Process variability is a critical concern in nanometer-scale CMOS, owing to random device fluctuations (dopant fluctuation, line-edge roughness) and also reticle and proximity effects, which have difficult-to-predict impacts on device characteristics. Traditionally, process variability is characterized by one of two methods: either individual devices with pads are characterized on an automated wafer stepper or a ‘silicon dense’ structure of ring oscillators is used to find correlations between frequency and variation. The first method provides high accuracy at the cost of large area overhead and low information throughput. The second method, although providing higher throughput, ‘integrates’ all the characteristics of multiple devices into one measured number dramatically reducing information content

Recent methods focus on multiplexed transistor arrays because they provide high-density access to multiple devices for characterization. In our work, we have been designing on-chip current-voltage (I-V) measurement circuits that allow for rapid characterization of a large, dense array of multiplexed devices, using a four-point Kelvin-measurement approach to eliminate the effects of switch resistances and allowing for current measurements with nA resolution.
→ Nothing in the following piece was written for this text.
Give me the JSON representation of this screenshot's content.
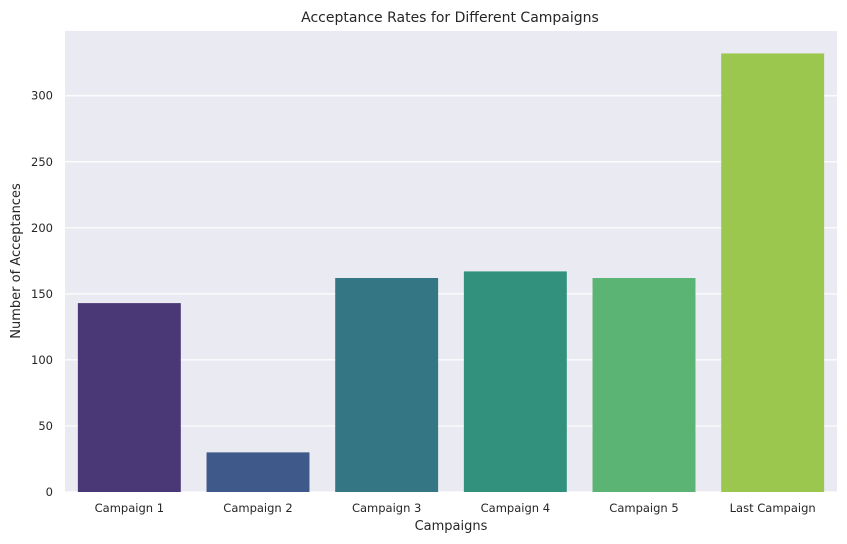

Additionally, we have developed a novel, gate-leakage-insensitive on-chip charge-based capacitance measurement (CBCM) technique for capacitance-voltage (C-V)

characterization with aF resolution. Our CBCM technique enables us to characterize individual devices with circuit-representative dimensions in 45-nm CMOS, while at the same time largely reusing the on-chip measurement infrastructure already available for I-V characterization. More importantly, our combined C-V/I-V characterization approach allows us to not only study the variability in both sets of characteristics at the individual device level, but also to examine the correlation between them. As a result, by simultaneously observing and correlating the variability in the two measured sets of transistor characteristics, we are better able to infer the underlying physical causes of device variability.

Random telegraph noise (RTN) has been another source of growing concern in modern deep-sub-micron CMOS technologies. RTN is caused by the trapping and de-trapping of individual charges near the MOS transistor channel-oxide interface, resulting in telegraph-like modulation of the transistor current, and is expected to increase in magnitude with reduction of device size, eventually overtaking other traditional sources of device variability, such as random dopant fluctuations. RTNOur on-chip I-V characterization approach is ideally suited for RTN characterization, as it allows relatively high-frequency (up to 100 KHz) current measurements with nA resolution on large statistical device sets. In our work, we have measured RTN noise in a low-power 45-nm process, and we have developed a characterization and statistical modeling methodology that allows us to capture the effects of RTN on transistor performance.

Related Publications

S. Realov and K. L. Shepard, “On-Chip Combined C-V/I-V Transistor Characterization System in 45-nm CMOS,” Symposium on VLSI Circuits, 2011.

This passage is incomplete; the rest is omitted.